Dive Brief:
- Barnes & Noble announced on Tuesday afternoon that CEO Ronald D. Boire is stepping down, effective immediately, after less than a year in the role.
- The news came after the board of directors determined he was “not a good fit for the organization and that it was in the best interests of all parties for him to leave the Company,” according to a release.
- The bookseller said it will immediately begin a search for a new CEO. Executive Chairman Leonard Riggio will postpone his already-announced retirement until a later date, the company said, with Riggio and other executives assuming Boire’s duties until they can find a replacement.
Dive Insight:
Well, that didn't last long: Ronald Boire's tenure as Barnes and Noble CEO never even reached a full year.
Boire was hired at a time when Barnes & Noble was struggling with growing e-commerce competition and declining store traffic. The Barnes & Noble stock fell 60% over the course of 2015, and the book retailer ended the year with a $39 million loss after a botched relaunch of its website halfway through the year.
His hire in September 2015 followed the retirement of Michael Klipper, a 28-year veteran of the bookseller. Boire, a retail veteran himself, previously spent a year as the acting CEO of Sears Canada before taking on the lead role at Barnes & Noble. Boire's background was primarily in merchandising, working for a number of retailers — Kmart, Brookstone, Best Buy and Toys “R” Us.
“Everything we do around learning, personal growth and development fits our brand,” Boire told the Times. “There’s a lot of opportunity.”
Same-store sales began to rise in January 2016 after the retailer had beefed up its non-book offerings. In March 2016, the retailer reported that sales rose 12.5% across the categories Boire wanted to bet on — toys, games, music and small home goods.
But not everything was positive: The retailer continued to suffer from the aftermath of its botched mid-2015 relaunch of its website, with Q3 e-commerce sales falling 1.8% over the last year. The retailer has also been plagued by its faltering Nook and e-reader business: Q3 Nook sales were down 33.3% on slower sales of both devices and content.

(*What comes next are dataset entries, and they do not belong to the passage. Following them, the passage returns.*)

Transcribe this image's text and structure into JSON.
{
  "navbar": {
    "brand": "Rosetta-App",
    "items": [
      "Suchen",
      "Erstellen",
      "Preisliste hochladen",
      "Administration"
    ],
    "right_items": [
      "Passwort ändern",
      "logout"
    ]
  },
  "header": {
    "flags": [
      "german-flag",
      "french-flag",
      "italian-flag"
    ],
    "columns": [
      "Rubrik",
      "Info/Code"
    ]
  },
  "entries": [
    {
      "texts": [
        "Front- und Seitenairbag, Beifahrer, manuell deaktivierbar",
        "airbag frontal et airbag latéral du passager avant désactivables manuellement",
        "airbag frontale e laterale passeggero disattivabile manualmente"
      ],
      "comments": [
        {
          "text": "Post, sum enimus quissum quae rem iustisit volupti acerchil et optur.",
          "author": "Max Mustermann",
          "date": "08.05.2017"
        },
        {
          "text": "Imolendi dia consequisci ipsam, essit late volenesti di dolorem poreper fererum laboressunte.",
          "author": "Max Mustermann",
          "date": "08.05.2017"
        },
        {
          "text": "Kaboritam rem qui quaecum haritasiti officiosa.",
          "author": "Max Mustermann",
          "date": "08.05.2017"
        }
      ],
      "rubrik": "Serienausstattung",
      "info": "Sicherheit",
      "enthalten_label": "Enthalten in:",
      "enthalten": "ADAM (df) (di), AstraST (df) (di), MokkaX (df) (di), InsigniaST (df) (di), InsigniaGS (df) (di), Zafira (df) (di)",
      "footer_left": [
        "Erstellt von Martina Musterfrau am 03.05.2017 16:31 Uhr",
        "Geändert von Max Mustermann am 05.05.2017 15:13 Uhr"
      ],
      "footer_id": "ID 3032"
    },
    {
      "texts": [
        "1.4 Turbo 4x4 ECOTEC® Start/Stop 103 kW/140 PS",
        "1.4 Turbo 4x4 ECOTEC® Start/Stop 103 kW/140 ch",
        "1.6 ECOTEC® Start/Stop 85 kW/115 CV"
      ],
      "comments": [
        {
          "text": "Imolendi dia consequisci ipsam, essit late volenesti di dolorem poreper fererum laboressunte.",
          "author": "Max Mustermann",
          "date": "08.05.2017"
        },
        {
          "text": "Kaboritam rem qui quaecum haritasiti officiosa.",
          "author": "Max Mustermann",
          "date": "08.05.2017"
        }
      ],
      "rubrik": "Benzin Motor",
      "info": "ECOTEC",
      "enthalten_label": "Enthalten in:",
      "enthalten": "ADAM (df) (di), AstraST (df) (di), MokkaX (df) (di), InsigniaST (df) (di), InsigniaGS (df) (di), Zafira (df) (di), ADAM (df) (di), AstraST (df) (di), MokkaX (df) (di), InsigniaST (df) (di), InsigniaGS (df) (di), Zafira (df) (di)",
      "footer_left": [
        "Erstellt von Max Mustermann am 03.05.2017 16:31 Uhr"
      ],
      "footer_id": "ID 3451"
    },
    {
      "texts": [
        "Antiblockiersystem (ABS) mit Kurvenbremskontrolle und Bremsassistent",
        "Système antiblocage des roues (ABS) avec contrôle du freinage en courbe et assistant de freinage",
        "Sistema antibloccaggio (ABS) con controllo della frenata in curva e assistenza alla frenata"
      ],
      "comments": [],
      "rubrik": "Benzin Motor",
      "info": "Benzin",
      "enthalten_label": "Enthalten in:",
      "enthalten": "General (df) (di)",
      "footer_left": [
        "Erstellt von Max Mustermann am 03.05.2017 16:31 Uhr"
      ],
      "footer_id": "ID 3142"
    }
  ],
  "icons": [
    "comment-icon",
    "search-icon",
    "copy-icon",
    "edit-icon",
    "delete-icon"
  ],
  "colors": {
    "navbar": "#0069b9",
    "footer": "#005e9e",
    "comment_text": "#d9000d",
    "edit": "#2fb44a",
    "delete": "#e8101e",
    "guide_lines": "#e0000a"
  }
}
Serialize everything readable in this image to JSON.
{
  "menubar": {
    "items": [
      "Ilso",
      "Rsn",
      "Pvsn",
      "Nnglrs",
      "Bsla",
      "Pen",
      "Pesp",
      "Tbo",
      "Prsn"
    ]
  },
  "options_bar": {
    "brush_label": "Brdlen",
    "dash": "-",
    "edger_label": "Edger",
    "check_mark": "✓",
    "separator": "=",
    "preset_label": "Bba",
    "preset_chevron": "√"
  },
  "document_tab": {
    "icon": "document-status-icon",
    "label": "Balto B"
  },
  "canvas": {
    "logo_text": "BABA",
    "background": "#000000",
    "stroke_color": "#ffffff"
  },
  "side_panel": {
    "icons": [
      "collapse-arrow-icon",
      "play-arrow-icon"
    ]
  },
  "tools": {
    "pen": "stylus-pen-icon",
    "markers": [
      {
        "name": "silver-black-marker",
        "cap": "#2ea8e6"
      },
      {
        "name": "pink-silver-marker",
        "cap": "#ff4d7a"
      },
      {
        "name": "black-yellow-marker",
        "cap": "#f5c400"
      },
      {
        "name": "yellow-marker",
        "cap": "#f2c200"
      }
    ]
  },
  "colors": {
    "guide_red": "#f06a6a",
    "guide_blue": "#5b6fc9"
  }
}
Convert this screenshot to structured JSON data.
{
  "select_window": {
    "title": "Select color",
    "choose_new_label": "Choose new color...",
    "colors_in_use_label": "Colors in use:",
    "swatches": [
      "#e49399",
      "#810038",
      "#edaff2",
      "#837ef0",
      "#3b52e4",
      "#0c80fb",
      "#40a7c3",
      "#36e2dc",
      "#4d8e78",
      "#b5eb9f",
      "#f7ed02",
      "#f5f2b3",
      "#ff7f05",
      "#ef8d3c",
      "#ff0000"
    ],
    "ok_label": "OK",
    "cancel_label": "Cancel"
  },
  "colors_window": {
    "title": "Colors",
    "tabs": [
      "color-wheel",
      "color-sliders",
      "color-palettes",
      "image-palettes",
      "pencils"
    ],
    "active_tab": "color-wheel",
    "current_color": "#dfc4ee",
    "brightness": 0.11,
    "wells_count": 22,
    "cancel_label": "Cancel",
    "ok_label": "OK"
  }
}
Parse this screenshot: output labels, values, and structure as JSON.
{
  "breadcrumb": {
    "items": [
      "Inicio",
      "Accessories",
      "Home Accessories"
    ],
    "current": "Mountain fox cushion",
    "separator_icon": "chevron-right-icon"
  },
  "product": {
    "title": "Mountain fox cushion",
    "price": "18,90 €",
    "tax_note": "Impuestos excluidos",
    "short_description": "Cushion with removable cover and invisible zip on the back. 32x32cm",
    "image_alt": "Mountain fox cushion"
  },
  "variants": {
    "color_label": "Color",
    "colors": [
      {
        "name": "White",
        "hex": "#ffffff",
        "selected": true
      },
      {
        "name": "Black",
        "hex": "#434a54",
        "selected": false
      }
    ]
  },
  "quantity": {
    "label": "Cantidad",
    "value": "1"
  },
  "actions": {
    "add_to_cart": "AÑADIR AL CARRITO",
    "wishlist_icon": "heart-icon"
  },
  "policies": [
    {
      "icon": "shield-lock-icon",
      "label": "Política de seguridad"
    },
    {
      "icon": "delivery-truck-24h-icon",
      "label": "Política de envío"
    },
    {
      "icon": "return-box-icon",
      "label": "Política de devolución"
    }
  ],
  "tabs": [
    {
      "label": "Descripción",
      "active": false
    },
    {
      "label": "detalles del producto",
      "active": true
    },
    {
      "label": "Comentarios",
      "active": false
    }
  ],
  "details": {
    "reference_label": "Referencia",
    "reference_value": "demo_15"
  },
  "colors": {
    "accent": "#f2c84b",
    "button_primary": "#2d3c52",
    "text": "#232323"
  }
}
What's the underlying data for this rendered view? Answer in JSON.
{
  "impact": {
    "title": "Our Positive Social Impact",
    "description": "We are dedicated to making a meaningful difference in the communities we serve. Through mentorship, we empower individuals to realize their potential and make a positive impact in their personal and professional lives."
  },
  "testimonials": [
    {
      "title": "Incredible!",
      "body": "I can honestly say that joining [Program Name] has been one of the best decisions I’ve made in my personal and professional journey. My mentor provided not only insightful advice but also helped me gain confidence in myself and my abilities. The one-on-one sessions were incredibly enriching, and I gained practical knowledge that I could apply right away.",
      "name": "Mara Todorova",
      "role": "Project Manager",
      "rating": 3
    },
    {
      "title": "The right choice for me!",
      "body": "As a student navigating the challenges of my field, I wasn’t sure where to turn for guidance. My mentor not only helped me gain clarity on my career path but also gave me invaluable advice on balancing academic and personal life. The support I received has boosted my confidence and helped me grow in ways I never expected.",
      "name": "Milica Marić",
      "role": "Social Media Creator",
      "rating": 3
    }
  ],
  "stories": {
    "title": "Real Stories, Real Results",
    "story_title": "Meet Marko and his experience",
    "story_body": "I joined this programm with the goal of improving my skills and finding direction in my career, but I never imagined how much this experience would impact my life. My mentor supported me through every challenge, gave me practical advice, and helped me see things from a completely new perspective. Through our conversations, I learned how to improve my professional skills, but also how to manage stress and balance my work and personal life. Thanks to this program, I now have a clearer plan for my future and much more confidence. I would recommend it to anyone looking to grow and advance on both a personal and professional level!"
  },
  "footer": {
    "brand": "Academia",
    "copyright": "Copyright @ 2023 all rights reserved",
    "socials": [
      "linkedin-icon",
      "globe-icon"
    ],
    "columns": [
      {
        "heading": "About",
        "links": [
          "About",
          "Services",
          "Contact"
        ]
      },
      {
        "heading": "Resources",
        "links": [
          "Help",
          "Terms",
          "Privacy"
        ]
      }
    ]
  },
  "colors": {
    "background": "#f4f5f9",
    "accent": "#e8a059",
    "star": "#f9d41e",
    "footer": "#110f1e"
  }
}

The retailer announced in March it would close eight stores — its smallest number of closures in 15 years — as it tested new concept stores to reinvigorate its brick-and-mortar strategy. The new prototype stores were inspired by Boire's omnichannel approach to retailing: leveraging brick-and-mortar stores to drive customers to make purchases online.
"I don’t think until you’re fully connected — mobile, desktop and store — that you’re going to be providing the full experience," Boire told attendees at a conference. "That’s our goal.”
The concept stores will reportedly incorporate table-side dining service — one advantage brick-and-mortar can have over its e-commerce competition. The restaurant concepts fit well with Boire's efforts to push the book retailer into a merchandise mix that would include gifts and toys.
Now Ronald Boire won't be there to see that strategy through. Despite initial positive signs amid largely gloomy results, Barnes & Noble's board lost faith in Boire's leadership. A short statement from the company announcing his exit only said he was "not a good fit."
Following news of Boire's departure, Barnes & Noble shares, which have fallen 25% since January, stayed steady in after-hours trading.